The difference between the previous Pakistani study [23] and the current study could be related to the differences in the study design and power. The analysis of the previous study was done on a smaller set of combined family-based and unrelated RA cases and controls and that may have inflated the significance level. Our study was sufficiently powered, as we had > 80% power to detect significant associations at an effect size of ≥ 1.3 (> 70% power at an effect size of ≥ 1.25) under the additive model. Alternatively, it is possible that some of those SNPs may be more relevant to the development of familial RA than the sporadic RA since the previous study used a combination of case–control and familial subjects analyzed by FamCC (Family Case Control) software [30].

Conclusion

In conclusion, our study on a larger RA case–control sample has failed to replicate the previously reported seven T1D-implicated SNPs with RA risk in Pakistanis. The difference in study design, power and contrasting statistical models for data analysis may explain the different outcomes.

Limitations

Our study could not replicate the previous reported association of T1D-related SNPs with RA in Pakistanis.

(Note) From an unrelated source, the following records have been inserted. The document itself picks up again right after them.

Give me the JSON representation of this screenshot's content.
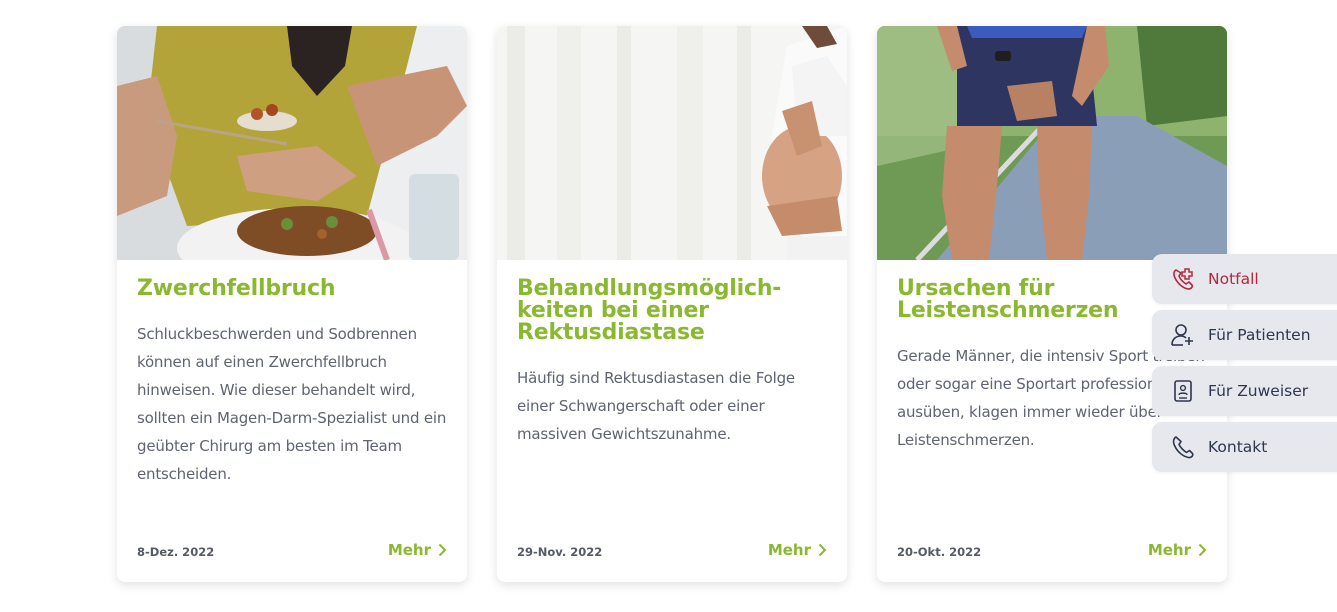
{
  "cards": [
    {
      "title": "Zwerchfellbruch",
      "text": "Schluckbeschwerden und Sodbrennen können auf einen Zwerchfellbruch hinweisen. Wie dieser behandelt wird, sollten ein Magen-Darm-Spezialist und ein geübter Chirurg am besten im Team entscheiden.",
      "date": "8-Dez. 2022",
      "more": "Mehr"
    },
    {
      "title": "Behandlungsmöglich-keiten bei einer Rektusdiastase",
      "text": "Häufig sind Rektusdiastasen die Folge einer Schwangerschaft oder einer massiven Gewichtszunahme.",
      "date": "29-Nov. 2022",
      "more": "Mehr"
    },
    {
      "title": "Ursachen für Leistenschmerzen",
      "text": "Gerade Männer, die intensiv Sport treiben oder sogar eine Sportart professionell ausüben, klagen immer wieder über Leistenschmerzen.",
      "date": "20-Okt. 2022",
      "more": "Mehr"
    }
  ],
  "side_menu": [
    {
      "label": "Notfall",
      "icon": "emergency-phone-icon"
    },
    {
      "label": "Für Patienten",
      "icon": "user-plus-icon"
    },
    {
      "label": "Für Zuweiser",
      "icon": "id-badge-icon"
    },
    {
      "label": "Kontakt",
      "icon": "phone-icon"
    }
  ],
  "colors": {
    "accent_green": "#8ab82e",
    "text_gray": "#5f6470",
    "side_bg": "#e6e8ed",
    "side_text": "#2e3650",
    "emergency_red": "#b5283c"
  }
}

However, the absence of association should be interpreted cautiously, because the present study is limited by its sample size and sample type. As we specifically explored Pakistani population, the results from this study should not be generalized to other populations. We only tested seven T1D associated SNPs and there is a need to test other T1D-implicated SNPs to explore the shared genetic of RA and T1D.